No decisions have yet been made as to the committees on which Mr. Faludy will serve as a member of the Company’s Board of Directors.

Mr. Faludy’s selection and election as a member of the Board of Directors was not the result of any arrangement or understanding between him and any other persons.

There are no existing or proposed transactions, and in the past five years there have not been, any transactions involving the Company or any of its subsidiaries in which Mr. Faludy had a direct or indirect material financial interest or any business relationships between the Company and Mr. Faludy. There also are no family relationships between Mr. Faludy and any of the directors or officers of the Company or any of its subsidiaries.

 

Item 7.01 Regulation FD Disclosure

On November 18, 2013, the Company issued a press release announcing the election of Mr. Faludy to the Company’s Board of Directors. A copy of that press release is attached as Exhibit 99.1 to this Report.

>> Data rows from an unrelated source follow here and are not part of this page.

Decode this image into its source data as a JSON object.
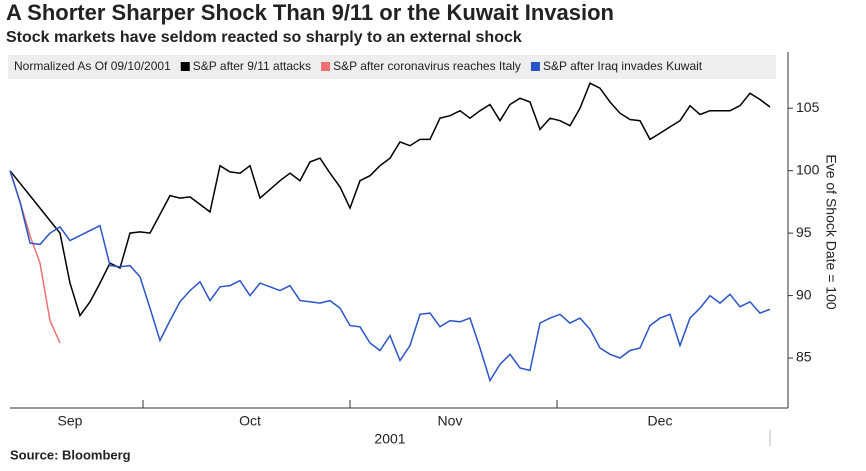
{
  "chart_data": {
    "type": "line",
    "title": "A Shorter Sharper Shock Than 9/11 or the Kuwait Invasion",
    "subtitle": "Stock markets have seldom reacted so sharply to an external shock",
    "legend_title": "Normalized As Of 09/10/2001",
    "ylabel": "Eve of Shock Date = 100",
    "xlabel": "2001",
    "source": "Source: Bloomberg",
    "categories": [
      null,
      null,
      null,
      null,
      null,
      null,
      "Sep",
      null,
      null,
      null,
      null,
      null,
      null,
      null,
      null,
      null,
      null,
      null,
      null,
      null,
      null,
      null,
      null,
      null,
      "Oct",
      null,
      null,
      null,
      null,
      null,
      null,
      null,
      null,
      null,
      null,
      null,
      null,
      null,
      null,
      null,
      null,
      null,
      null,
      null,
      "Nov",
      null,
      null,
      null,
      null,
      null,
      null,
      null,
      null,
      null,
      null,
      null,
      null,
      null,
      null,
      null,
      null,
      null,
      null,
      null,
      null,
      "Dec",
      null,
      null,
      null,
      null,
      null,
      null,
      null,
      null,
      null,
      null,
      null
    ],
    "series": [
      {
        "name": "S&P after 9/11 attacks",
        "color": "#000000",
        "values": [
          100,
          99.0,
          98.0,
          97.0,
          96.0,
          95.0,
          91.0,
          88.4,
          89.5,
          91.0,
          92.6,
          92.2,
          95.0,
          95.1,
          95.0,
          96.5,
          98.0,
          97.8,
          97.9,
          97.3,
          96.7,
          100.4,
          99.9,
          99.8,
          100.4,
          97.8,
          98.5,
          99.2,
          99.8,
          99.2,
          100.7,
          101.0,
          99.8,
          98.7,
          97.0,
          99.2,
          99.6,
          100.4,
          101.0,
          102.3,
          102.0,
          102.5,
          102.5,
          104.2,
          104.4,
          104.8,
          104.2,
          104.8,
          105.3,
          104.0,
          105.3,
          105.8,
          105.5,
          103.3,
          104.2,
          104.0,
          103.6,
          105.0,
          107.0,
          106.6,
          105.5,
          104.6,
          104.1,
          104.0,
          102.5,
          103.0,
          103.5,
          104.0,
          105.2,
          104.5,
          104.8,
          104.8,
          104.8,
          105.2,
          106.2,
          105.7,
          105.1
        ]
      },
      {
        "name": "S&P after coronavirus reaches Italy",
        "color": "#f07070",
        "values": [
          100,
          97.5,
          94.8,
          92.6,
          88.0,
          86.2,
          null,
          null,
          null,
          null,
          null,
          null,
          null,
          null,
          null,
          null,
          null,
          null,
          null,
          null,
          null,
          null,
          null,
          null,
          null,
          null,
          null,
          null,
          null,
          null,
          null,
          null,
          null,
          null,
          null,
          null,
          null,
          null,
          null,
          null,
          null,
          null,
          null,
          null,
          null,
          null,
          null,
          null,
          null,
          null,
          null,
          null,
          null,
          null,
          null,
          null,
          null,
          null,
          null,
          null,
          null,
          null,
          null,
          null,
          null,
          null,
          null,
          null,
          null,
          null,
          null,
          null,
          null,
          null,
          null,
          null,
          null
        ]
      },
      {
        "name": "S&P after Iraq invades Kuwait",
        "color": "#2a55c8",
        "values": [
          100,
          97.5,
          94.2,
          94.1,
          95.0,
          95.5,
          94.4,
          94.8,
          95.2,
          95.6,
          92.4,
          92.3,
          92.4,
          91.5,
          89.0,
          86.4,
          88.0,
          89.5,
          90.4,
          91.1,
          89.6,
          90.7,
          90.8,
          91.2,
          90.0,
          91.0,
          90.7,
          90.4,
          90.8,
          89.6,
          89.5,
          89.4,
          89.6,
          89.0,
          87.6,
          87.5,
          86.2,
          85.6,
          86.8,
          84.8,
          86.0,
          88.5,
          88.6,
          87.5,
          88.0,
          87.9,
          88.2,
          85.8,
          83.2,
          84.5,
          85.3,
          84.2,
          84.0,
          87.8,
          88.2,
          88.5,
          87.8,
          88.2,
          87.3,
          85.8,
          85.3,
          85.0,
          85.6,
          85.8,
          87.6,
          88.2,
          88.5,
          86.0,
          88.2,
          89.0,
          90.0,
          89.4,
          90.1,
          89.1,
          89.5,
          88.6,
          88.9
        ]
      }
    ],
    "ylim": [
      81,
      109.5
    ],
    "yticks": [
      85,
      90,
      95,
      100,
      105
    ],
    "grid": false
  }
}
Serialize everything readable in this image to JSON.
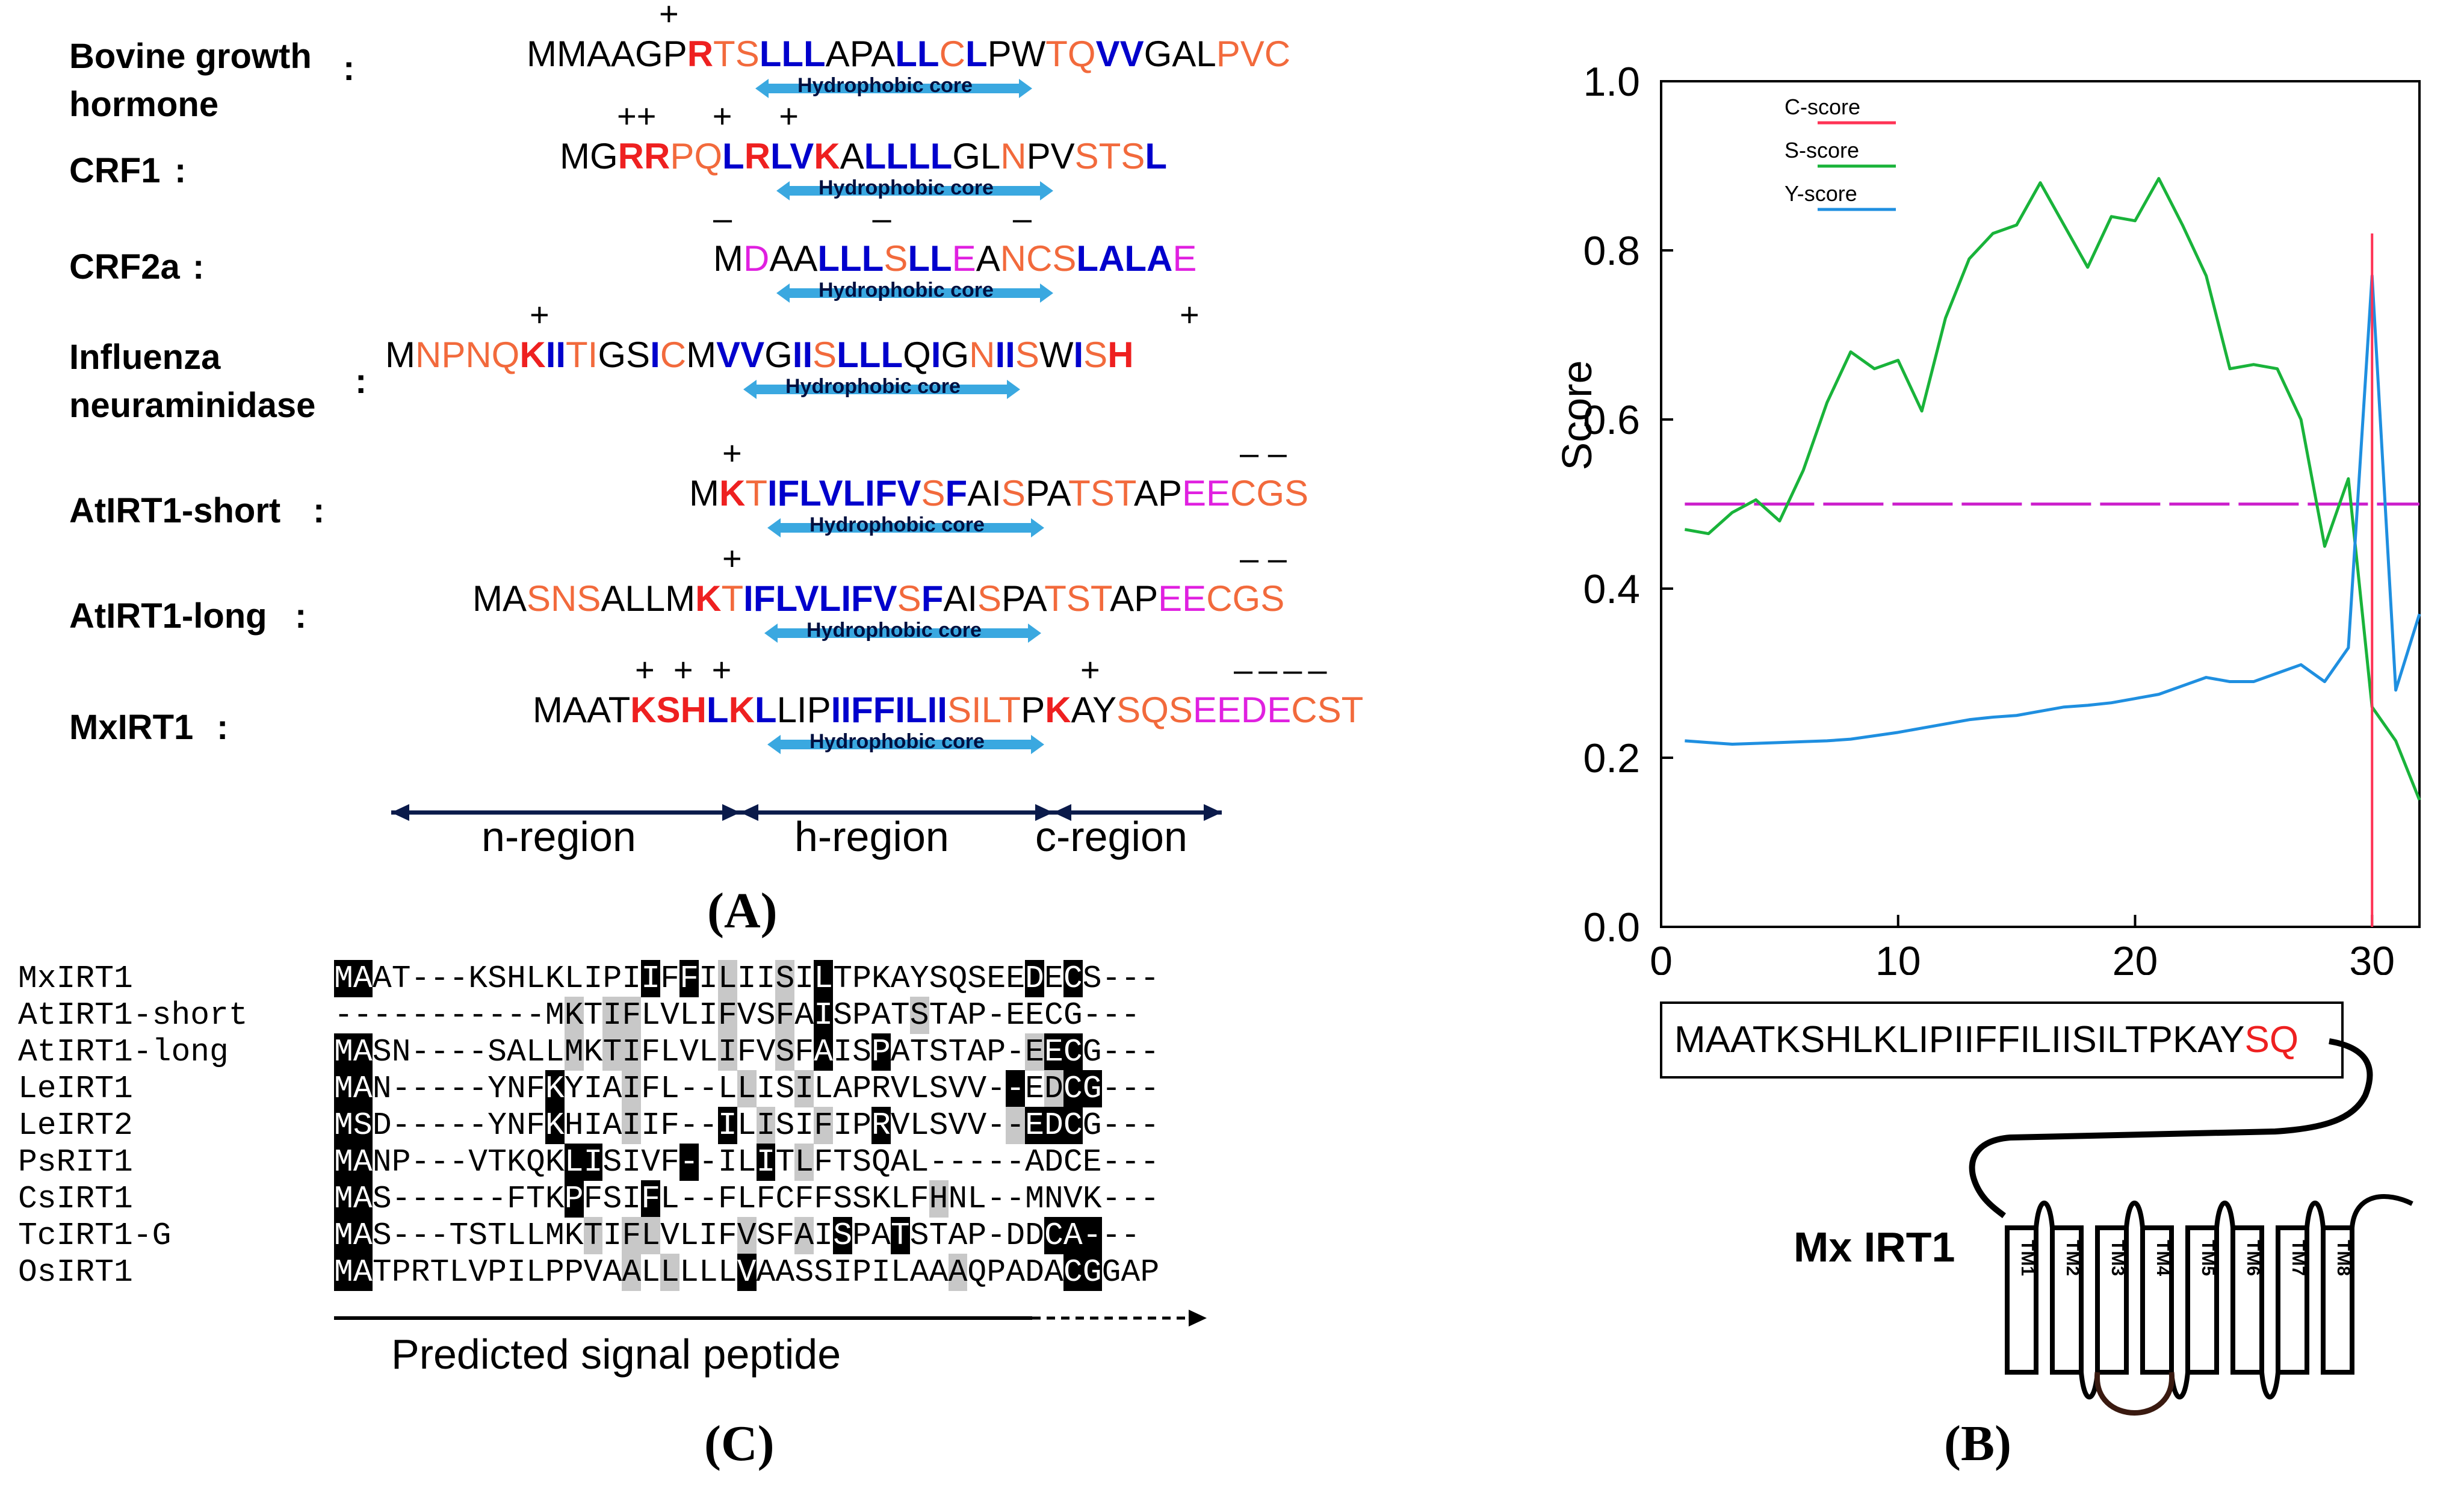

In accordance with General Instruction B. 2 of Form 8-K, the information in this Item 7.01 of this Current Report and Exhibit 99.1 hereto are being furnished and shall not be deemed “filed” for purposes of Section 18 of the Securities Exchange Act of 1934, as amended, or otherwise subject to the liabilities of that Section, nor shall such information or that Exhibit be deemed incorporated by reference in any filing under the Securities Act of 1933, as amended.

 

ITEM 9.01 Financial Statements and Exhibits.

 

  (d) Exhibits.

 

Exhibit No.

  

Description

99.1    Press release issued on November 18, 2013 announcing the election of Thomas G. Faludy to the Board of Directors of the Company.


SIGNATURES

Pursuant to the requirements of the Securities Exchange Act of 1934, the registrant has duly caused this report to be signed on its behalf by the undersigned hereunto duly authorized.

 

    THE COAST DISTRIBUTION SYSTEM, INC.
Date: November 18, 2013     By:   /s/ SANDRA A. KNELL
      Sandra A. Knell,
      Executive Vice President & Chief Financial Officer

 

S-1


INDEX TO EXHIBITS

 

Exhibit No.

  

Description of Exhibit

99.1    Press release issued on November 18, 2013 announcing the election of Thomas G. Faludy to the Board of Directors of the Company.